L'adoption définitive de cette réforme est envisageable si tous les amendements proposés sont rejetés, bien que le gouvernement envisage une dernière modification.
La question de l'élargissement du corps électoral, déjà délicate, est un sujet sensible qui a provoqué des émeutes dans l'archipel il y a deux ans, entraînant 14 morts et des dommages matériels estimés à deux milliards d'euros.
Le texte envisage de permettre à environ 10 500 "natifs" calédoniens, actuellement exclus du droit électoral, de voter aux prochaines élections provinciales, malgré leur participation aux référendums précédents, comme l'a souligné le Premier ministre en introduisant les débats. "Cette situation n'a aucun sens", a-t-il déclaré.
Initialement prévues il y a deux ans, les élections provinciales auront finalement lieu le 28 juin après plusieurs reports. Le Premier ministre espère opérer une modification succincte et ciblée du corps électoral, à la suite d'un échec en avril d'un projet de loi constitutionnel plus ambitieux.
Cette réforme s'appuie sur une proposition de loi du sénateur calédonien Georges Naturel (LR), et a reçu un large soutien au Sénat avec 304 voix pour et 20 contre, à l'exception du groupe communiste qui s'est opposé.
Le texte a été approuvé hier par la commission des Lois de l'Assemblée, qui a rejeté tous les amendements. Les députés de l'extrême droite, de la droite, des macronistes et du PS ont voté en faveur, tandis que ceux de La France insoumise, des communistes et des écologistes ont exprimé leur désaccord.
Si le texte est adopté dans l'hémicycle aujourd'hui, cela signifiera son adoption finale. Sinon, le gouvernement devrait organiser une commission mixte paritaire pour essayer de concilier les avis divergents des deux chambres avant le scrutin.
Un amendement déposé par le gouvernement, visant à ouvrir le corps électoral aux conjoints inscrits depuis au moins cinq ans, soulève également des interrogations. En commission, un amendement similaire porté par l'ancienne ministre Marie Lebec (Renaissance) a été rejeté par 27 députés contre 21.
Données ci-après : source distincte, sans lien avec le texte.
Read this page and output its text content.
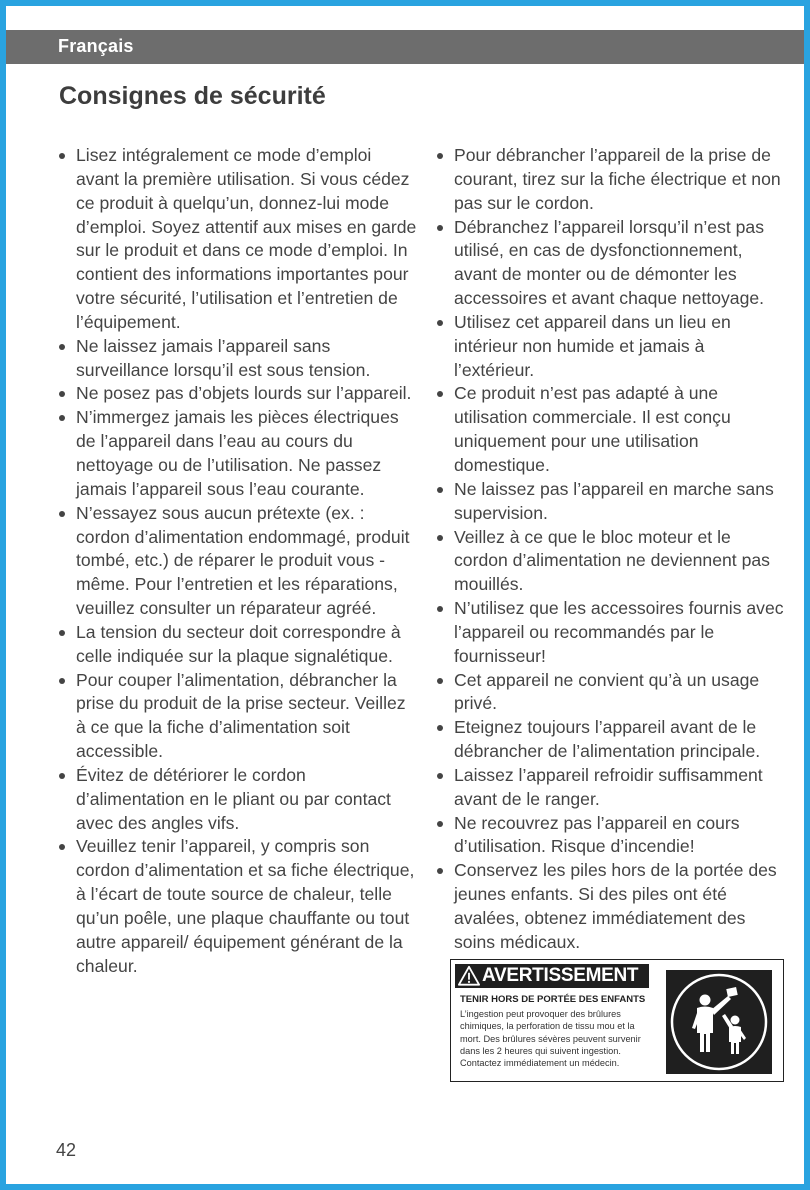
Français
Consignes de sécurité
Lisez intégralement ce mode d’emploi avant la première utilisation. Si vous cédez ce produit à quelqu’un, donnez-lui mode d’emploi. Soyez attentif aux mises en garde sur le produit et dans ce mode d’emploi. In contient des informations importantes pour votre sécurité, l’utilisation et l’entretien de l’équipement.
Ne laissez jamais l’appareil sans surveillance lorsqu’il est sous tension.
Ne posez pas d’objets lourds sur l’appareil.
N’immergez jamais les pièces électriques de l’appareil dans l’eau au cours du nettoyage ou de l’utilisation. Ne passez jamais l’appareil sous l’eau courante.
N’essayez sous aucun prétexte (ex. : cordon d’alimentation endommagé, produit tombé, etc.) de réparer le produit vous -même. Pour l’entretien et les réparations, veuillez consulter un réparateur agréé.
La tension du secteur doit correspondre à celle indiquée sur la plaque signalétique.
Pour couper l’alimentation, débrancher la prise du produit de la prise secteur. Veillez à ce que la fiche d’alimentation soit accessible.
Évitez de détériorer le cordon d’alimentation en le pliant ou par contact avec des angles vifs.
Veuillez tenir l’appareil, y compris son cordon d’alimentation et sa fiche électrique, à l’écart de toute source de chaleur, telle qu’un poêle, une plaque chauffante ou tout autre appareil/ équipement générant de la chaleur.
Pour débrancher l’appareil de la prise de courant, tirez sur la fiche électrique et non pas sur le cordon.
Débranchez l’appareil lorsqu’il n’est pas utilisé, en cas de dysfonctionnement, avant de monter ou de démonter les accessoires et avant chaque nettoyage.
Utilisez cet appareil dans un lieu en intérieur non humide et jamais à l’extérieur.
Ce produit n’est pas adapté à une utilisation commerciale. Il est conçu uniquement pour une utilisation domestique.
Ne laissez pas l’appareil en marche sans supervision.
Veillez à ce que le bloc moteur et le cordon d’alimentation ne deviennent pas mouillés.
N’utilisez que les accessoires fournis avec l’appareil ou recommandés par le fournisseur!
Cet appareil ne convient qu’à un usage privé.
Eteignez toujours l’appareil avant de le débrancher de l’alimentation principale.
Laissez l’appareil refroidir suffisamment avant de le ranger.
Ne recouvrez pas l’appareil en cours d’utilisation. Risque d’incendie!
Conservez les piles hors de la portée des jeunes enfants. Si des piles ont été avalées, obtenez immédiatement des soins médicaux.
AVERTISSEMENT
TENIR HORS DE PORTÉE DES ENFANTS
L’ingestion peut provoquer des brûlures chimiques, la perforation de tissu mou et la mort. Des brûlures sévères peuvent survenir dans les 2 heures qui suivent ingestion. Contactez immédiatement un médecin.
42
Philippe Gosselin, rapporteur LR, s'est dit contre cette proposition pour préserver l'équilibre "très fragile" du texte, tandis que le PS a fixé cette mesure comme condition sine qua non à son soutien. Le député PS Arthur Delaporte a exprimé des doutes sur la capacité du gouvernement à rassembler un consensus sur ce sujet délicat.
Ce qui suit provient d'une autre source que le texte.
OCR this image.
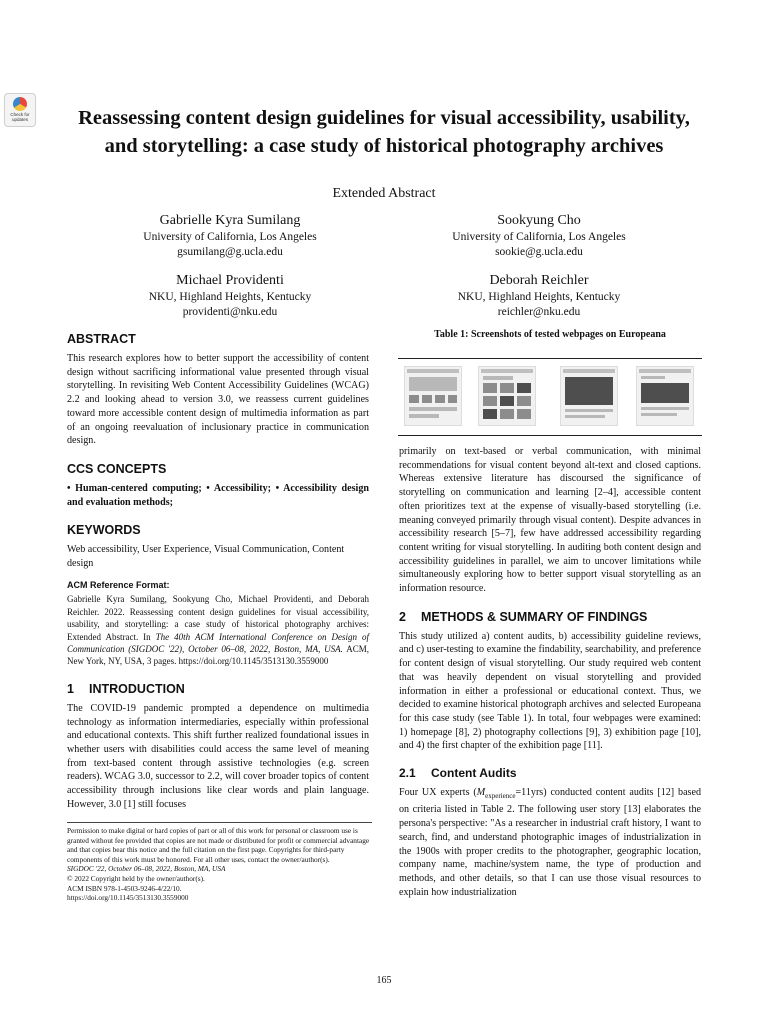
Check for updates	Reassessing content design guidelines for visual accessibility, usability, and storytelling: a case study of historical photography archives
Extended Abstract
Gabrielle Kyra Sumilang
University of California, Los Angeles
gsumilang@g.ucla.edu
Sookyung Cho
University of California, Los Angeles
sookie@g.ucla.edu
Michael Providenti
NKU, Highland Heights, Kentucky
providenti@nku.edu
Deborah Reichler
NKU, Highland Heights, Kentucky
reichler@nku.edu
ABSTRACT

This research explores how to better support the accessibility of content design without sacrificing informational value presented through visual storytelling. In revisiting Web Content Accessibility Guidelines (WCAG) 2.2 and looking ahead to version 3.0, we reassess current guidelines toward more accessible content design of multimedia information as part of an ongoing reevaluation of inclusionary practice in communication design.

CCS CONCEPTS

• Human-centered computing; • Accessibility; • Accessibility design and evaluation methods;

KEYWORDS

Web accessibility, User Experience, Visual Communication, Content design

ACM Reference Format:

Gabrielle Kyra Sumilang, Sookyung Cho, Michael Providenti, and Deborah Reichler. 2022. Reassessing content design guidelines for visual accessibility, usability, and storytelling: a case study of historical photography archives: Extended Abstract. In The 40th ACM International Conference on Design of Communication (SIGDOC '22), October 06–08, 2022, Boston, MA, USA. ACM, New York, NY, USA, 3 pages. https://doi.org/10.1145/3513130.3559000

1 INTRODUCTION

The COVID-19 pandemic prompted a dependence on multimedia technology as information intermediaries, especially within professional and educational contexts. This shift further realized foundational issues in whether users with disabilities could access the same level of meaning from text-based content through assistive technologies (e.g. screen readers). WCAG 3.0, successor to 2.2, will cover broader topics of content accessibility through inclusions like clear words and plain language. However, 3.0 [1] still focuses

Permission to make digital or hard copies of part or all of this work for personal or classroom use is granted without fee provided that copies are not made or distributed for profit or commercial advantage and that copies bear this notice and the full citation on the first page. Copyrights for third-party components of this work must be honored. For all other uses, contact the owner/author(s).

SIGDOC '22, October 06–08, 2022, Boston, MA, USA

© 2022 Copyright held by the owner/author(s).

ACM ISBN 978-1-4503-9246-4/22/10.

https://doi.org/10.1145/3513130.3559000

Table 1: Screenshots of tested webpages on Europeana

primarily on text-based or verbal communication, with minimal recommendations for visual content beyond alt-text and closed captions. Whereas extensive literature has discoursed the significance of storytelling on communication and learning [2–4], accessible content often prioritizes text at the expense of visually-based storytelling (i.e. meaning conveyed primarily through visual content). Despite advances in accessibility research [5–7], few have addressed accessibility regarding content writing for visual storytelling. In auditing both content design and accessibility guidelines in parallel, we aim to uncover limitations while simultaneously exploring how to better support visual storytelling as an information resource.

2 METHODS & SUMMARY OF FINDINGS

This study utilized a) content audits, b) accessibility guideline reviews, and c) user-testing to examine the findability, searchability, and preference for content design of visual storytelling. Our study required web content that was heavily dependent on visual storytelling and provided information in either a professional or educational context. Thus, we decided to examine historical photograph archives and selected Europeana for this case study (see Table 1). In total, four webpages were examined: 1) homepage [8], 2) photography collections [9], 3) exhibition page [10], and 4) the first chapter of the exhibition page [11].

2.1 Content Audits

Four UX experts $(M_{experience}=11yrs)$ conducted content audits [12] based on criteria listed in Table 2. The following user story [13] elaborates the persona's perspective: "As a researcher in industrial craft history, I want to search, find, and understand photographic images of industrialization in the 1900s with proper credits to the photographer, geographic location, company name, machine/system name, the type of production and methods, and other details, so that I can use those visual resources to explain how industrialization

165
La ministre des Outre-mer, Naïma Moutchou, a plaidé en faveur des conjoints, affirmant leur lien avec la Nouvelle-Calédonie. Sébastien Lecornu a insisté sur le rôle du gouvernement en tant que "greffier du compromis", tout en affirmant que l'issue du débat se trouve entre les mains des députés.
Il a également défendu la constitutionnalité du texte, face aux doutes exprimés par certains parlementaires, notant qu'il répond à une distorsion croissante parmi le corps électoral calédonien : le taux d'exclus représentaient moins de 8 % en 1998, alors qu'il atteint aujourd'hui 17 %.
La question de l'élargissement du corps électoral revêt une considérable importance dans l'archipel, où les trois provinces jouissent de compétences étendues. Cependant, elle divise profondément indépendantistes et non-indépendantistes, ces derniers craignant une dilution du vote kanak alors que les premiers justifient cette demande par un besoin d'égalité dans le processus électoral.